The exploding ammunition reminded him that people would be drawn by the noise and flames. He didn't want to waste time on explanations to farmers or military patrols in the area. He forced himself from his shock- induced lethargy, starting toward the farmhouse and discovering that in the fight he had twisted his left ankle. It hurt and made him limp.
Nevertheless, he conducted a rapid search of the house. In the attic he found confirmation of something that had come to mind earlier. The attic was arranged with a few furniture pieces and a square of old carpet — a living area. A large crate standing on end served as an open-sided press for three suits. A few books lay on a smaller crate beside a cot:
Israel Quincy, then, had also searched the house, intentionally failing to discover Powell or his hideaway.
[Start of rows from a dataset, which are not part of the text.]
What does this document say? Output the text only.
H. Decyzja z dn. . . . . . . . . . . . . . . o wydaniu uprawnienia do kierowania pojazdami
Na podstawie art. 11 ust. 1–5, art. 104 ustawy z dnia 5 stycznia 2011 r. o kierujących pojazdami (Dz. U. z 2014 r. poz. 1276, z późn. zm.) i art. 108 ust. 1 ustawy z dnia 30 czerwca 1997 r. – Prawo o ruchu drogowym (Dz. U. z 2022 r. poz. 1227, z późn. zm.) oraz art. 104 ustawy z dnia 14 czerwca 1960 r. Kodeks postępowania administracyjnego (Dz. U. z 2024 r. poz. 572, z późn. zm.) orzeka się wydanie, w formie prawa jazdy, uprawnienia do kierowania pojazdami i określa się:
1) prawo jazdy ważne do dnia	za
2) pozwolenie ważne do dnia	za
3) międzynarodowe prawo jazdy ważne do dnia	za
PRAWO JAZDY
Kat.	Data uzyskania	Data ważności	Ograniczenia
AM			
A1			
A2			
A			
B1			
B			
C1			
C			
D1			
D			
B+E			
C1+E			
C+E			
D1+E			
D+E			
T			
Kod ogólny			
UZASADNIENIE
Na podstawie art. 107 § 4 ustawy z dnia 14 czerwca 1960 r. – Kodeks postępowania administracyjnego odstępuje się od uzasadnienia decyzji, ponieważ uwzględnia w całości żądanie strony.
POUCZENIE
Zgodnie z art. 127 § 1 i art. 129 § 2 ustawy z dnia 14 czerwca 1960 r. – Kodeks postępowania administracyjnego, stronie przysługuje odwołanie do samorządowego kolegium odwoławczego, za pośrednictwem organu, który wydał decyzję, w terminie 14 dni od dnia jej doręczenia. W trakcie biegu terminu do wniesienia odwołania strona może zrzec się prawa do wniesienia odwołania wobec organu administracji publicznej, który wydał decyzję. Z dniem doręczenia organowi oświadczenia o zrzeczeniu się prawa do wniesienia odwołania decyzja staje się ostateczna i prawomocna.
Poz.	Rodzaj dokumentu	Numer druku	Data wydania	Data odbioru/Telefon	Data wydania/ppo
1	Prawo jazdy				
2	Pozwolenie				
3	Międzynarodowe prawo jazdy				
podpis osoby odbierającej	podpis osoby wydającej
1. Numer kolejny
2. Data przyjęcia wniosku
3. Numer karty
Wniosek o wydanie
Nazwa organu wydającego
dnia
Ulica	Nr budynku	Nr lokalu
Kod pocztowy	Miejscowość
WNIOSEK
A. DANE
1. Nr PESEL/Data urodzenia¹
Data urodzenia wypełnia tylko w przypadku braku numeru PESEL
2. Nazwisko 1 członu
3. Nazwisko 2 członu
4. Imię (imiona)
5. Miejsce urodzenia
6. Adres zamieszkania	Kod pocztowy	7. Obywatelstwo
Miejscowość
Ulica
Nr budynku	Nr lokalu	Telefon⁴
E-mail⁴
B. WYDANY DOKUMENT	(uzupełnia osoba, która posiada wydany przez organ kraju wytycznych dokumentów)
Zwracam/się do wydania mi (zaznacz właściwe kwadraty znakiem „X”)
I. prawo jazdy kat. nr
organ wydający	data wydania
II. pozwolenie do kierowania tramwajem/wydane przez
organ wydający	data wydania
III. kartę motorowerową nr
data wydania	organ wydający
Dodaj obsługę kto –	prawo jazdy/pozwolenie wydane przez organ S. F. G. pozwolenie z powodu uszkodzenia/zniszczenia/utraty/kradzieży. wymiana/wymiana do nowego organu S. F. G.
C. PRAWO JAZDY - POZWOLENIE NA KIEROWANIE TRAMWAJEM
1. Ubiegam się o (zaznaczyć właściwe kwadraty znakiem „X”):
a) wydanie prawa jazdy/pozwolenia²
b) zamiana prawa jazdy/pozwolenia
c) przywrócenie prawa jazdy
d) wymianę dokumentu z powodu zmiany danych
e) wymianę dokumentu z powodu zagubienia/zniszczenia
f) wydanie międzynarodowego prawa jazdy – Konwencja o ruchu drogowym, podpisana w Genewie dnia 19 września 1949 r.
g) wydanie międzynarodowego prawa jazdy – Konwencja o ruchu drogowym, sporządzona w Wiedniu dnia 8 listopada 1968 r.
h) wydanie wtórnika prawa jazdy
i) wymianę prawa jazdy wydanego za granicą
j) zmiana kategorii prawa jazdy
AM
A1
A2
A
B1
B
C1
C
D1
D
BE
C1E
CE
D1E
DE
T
Orry didn't know whether Powell would be caught. Perhaps not. But the conspiracy had been aborted a second time and, more important, Orry could now show proofs of its existence.
He limped down the attic stairs and out the back door. All that remained of the implement building were mounds of bright embers. With no more ammunition exploding, he heard voices and horses from the direction of the road.
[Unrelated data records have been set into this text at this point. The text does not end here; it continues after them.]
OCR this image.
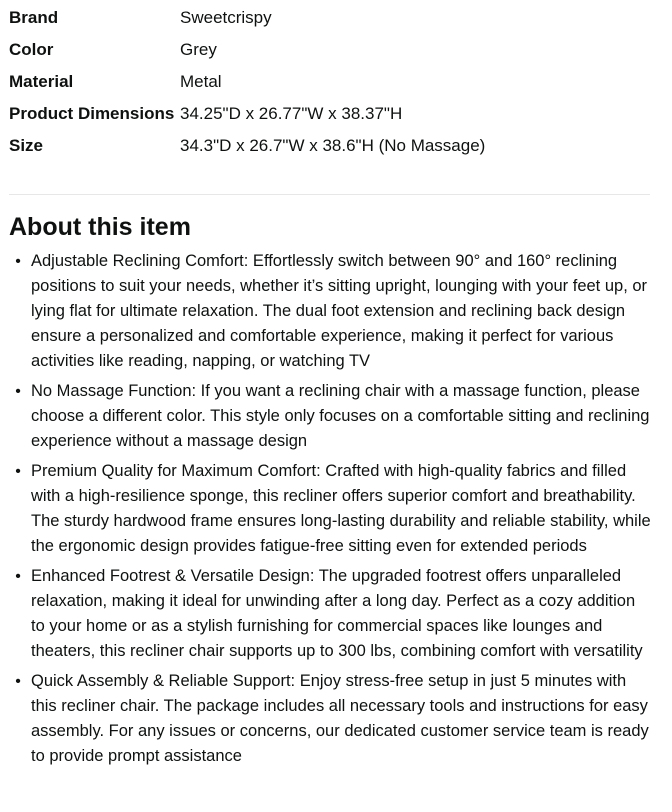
Brand	Sweetcrispy
Color	Grey
Material	Metal
Product Dimensions 34.25"D x 26.77"W x 38.37"H
Size	34.3"D x 26.7"W x 38.6"H (No Massage)
About this item
• Adjustable Reclining Comfort: Effortlessly switch between 90° and 160° reclining positions to suit your needs, whether it’s sitting upright, lounging with your feet up, or lying flat for ultimate relaxation. The dual foot extension and reclining back design ensure a personalized and comfortable experience, making it perfect for various activities like reading, napping, or watching TV
• No Massage Function: If you want a reclining chair with a massage function, please choose a different color. This style only focuses on a comfortable sitting and reclining experience without a massage design
• Premium Quality for Maximum Comfort: Crafted with high-quality fabrics and filled with a high-resilience sponge, this recliner offers superior comfort and breathability. The sturdy hardwood frame ensures long-lasting durability and reliable stability, while the ergonomic design provides fatigue-free sitting even for extended periods
• Enhanced Footrest & Versatile Design: The upgraded footrest offers unparalleled relaxation, making it ideal for unwinding after a long day. Perfect as a cozy addition to your home or as a stylish furnishing for commercial spaces like lounges and theaters, this recliner chair supports up to 300 lbs, combining comfort with versatility
• Quick Assembly & Reliable Support: Enjoy stress-free setup in just 5 minutes with this recliner chair. The package includes all necessary tools and instructions for easy assembly. For any issues or concerns, our dedicated customer service team is ready to provide prompt assistance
As fast as he could, he retrieved his evidence and hobbled back across the plowed field to his horse, tethered in the orchard. Mounting, he saw a farmer's wagon pulled up beside the burned building. Three men sat in the wagon, clear as black-paper stencils against the light. Orry reined his horse's head around and took the road to Richmond.
Wearing a striped nightshirt, a sleepy Seddon stared at the man whose pounding on the street door had awakened him. Orry shoved a roll of heavy paper and a lump of coal into the secretary's hand.
'These prove the whole story — these and Quincy's body. He was one of them. When the fire's out, I'm sure we'll find unmelted pieces of the Whitworth rifles. Enough evidence for any reasonable man,' he finished, unable to keep bitterness entirely contained.